The Financial Times published two articles this week on the increasing impact of international mining companies in Africa. The combination of articles provides a good insight into the political sensitivity and the importance for the development of the region:
Mining groups target west Africa (Financial Times, May 18 2010)
Six of the world’s biggest mining and steel companies have converged on an unprecedented scale on a mineral-rich corner of west Africa beset until recently by civil war. The companies plan to spend billions of dollars in Guinea, Liberia and Sierra Leone, where some of the world’s richest deposits of iron ore, the raw ingredient of steel, are found.
The groups are Vale, the Brazilian iron ore miner, Rio Tinto and BHP Billiton, the Anglo-Australian mining houses, ArcelorMittal, the UK steel company, Russia’s Severstal, and Chinalco, the state-owned Chinese mining company.”
Strategic resources: A richer seam (Financial Times, May 21 2010)
“China has vied with western groups in Africa for oil and minerals for the best part of a decade. But it also has ambitious nuclear power targets and its quest for uranium – repositories of which are few and far between – has thrown the rivalry into sharper focus. …

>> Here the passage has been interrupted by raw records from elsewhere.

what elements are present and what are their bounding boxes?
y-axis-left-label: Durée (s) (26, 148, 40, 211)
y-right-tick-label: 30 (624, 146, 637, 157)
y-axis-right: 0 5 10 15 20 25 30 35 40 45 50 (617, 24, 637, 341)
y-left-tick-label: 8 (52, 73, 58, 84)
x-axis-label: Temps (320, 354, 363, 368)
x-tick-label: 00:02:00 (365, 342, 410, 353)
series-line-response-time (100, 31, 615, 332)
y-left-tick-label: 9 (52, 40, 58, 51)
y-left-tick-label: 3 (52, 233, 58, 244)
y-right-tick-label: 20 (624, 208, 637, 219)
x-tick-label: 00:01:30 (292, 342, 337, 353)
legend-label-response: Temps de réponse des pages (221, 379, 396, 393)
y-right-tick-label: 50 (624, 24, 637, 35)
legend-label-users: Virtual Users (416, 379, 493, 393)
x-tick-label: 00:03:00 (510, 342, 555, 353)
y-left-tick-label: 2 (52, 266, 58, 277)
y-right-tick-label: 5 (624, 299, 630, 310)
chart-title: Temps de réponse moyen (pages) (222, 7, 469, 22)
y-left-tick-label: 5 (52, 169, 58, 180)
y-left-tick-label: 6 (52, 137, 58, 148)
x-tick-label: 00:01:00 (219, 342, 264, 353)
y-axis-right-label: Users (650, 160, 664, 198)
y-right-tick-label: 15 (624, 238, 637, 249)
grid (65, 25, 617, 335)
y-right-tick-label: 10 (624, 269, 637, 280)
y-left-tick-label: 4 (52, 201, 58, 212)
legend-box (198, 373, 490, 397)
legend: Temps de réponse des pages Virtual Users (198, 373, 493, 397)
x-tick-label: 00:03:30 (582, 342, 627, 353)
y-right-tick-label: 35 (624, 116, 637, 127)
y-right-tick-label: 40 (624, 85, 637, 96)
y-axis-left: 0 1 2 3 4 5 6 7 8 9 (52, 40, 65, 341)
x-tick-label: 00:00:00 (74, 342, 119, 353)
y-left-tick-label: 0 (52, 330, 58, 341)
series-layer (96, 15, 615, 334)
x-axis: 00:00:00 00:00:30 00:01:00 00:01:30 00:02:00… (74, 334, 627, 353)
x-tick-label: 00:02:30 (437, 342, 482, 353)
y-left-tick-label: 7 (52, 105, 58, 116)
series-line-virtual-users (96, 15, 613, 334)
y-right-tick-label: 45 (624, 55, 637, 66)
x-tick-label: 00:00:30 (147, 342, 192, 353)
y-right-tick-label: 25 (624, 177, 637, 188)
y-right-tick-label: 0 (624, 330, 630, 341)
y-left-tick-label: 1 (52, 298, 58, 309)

In the past three years, as China embarked on its new thrust into Africa, relations between Niamey and Paris plunged. The award of uranium concessions to China’s Sino-U and other prospectors broke the de facto 40-year monopoly of Areva, France’s state-controlled nuclear group.
The competition has seen work start on Niger’s first refinery and a $700m hydroelectric barrage, not to mention hundreds of millions of dollars in “signature bonuses”, courtesy of Beijing. It helped the country wring tougher terms from France before granting permission for Areva’s vast new mine, which will make the country the world’s second-biggest uranium producer after Kazakhstan.”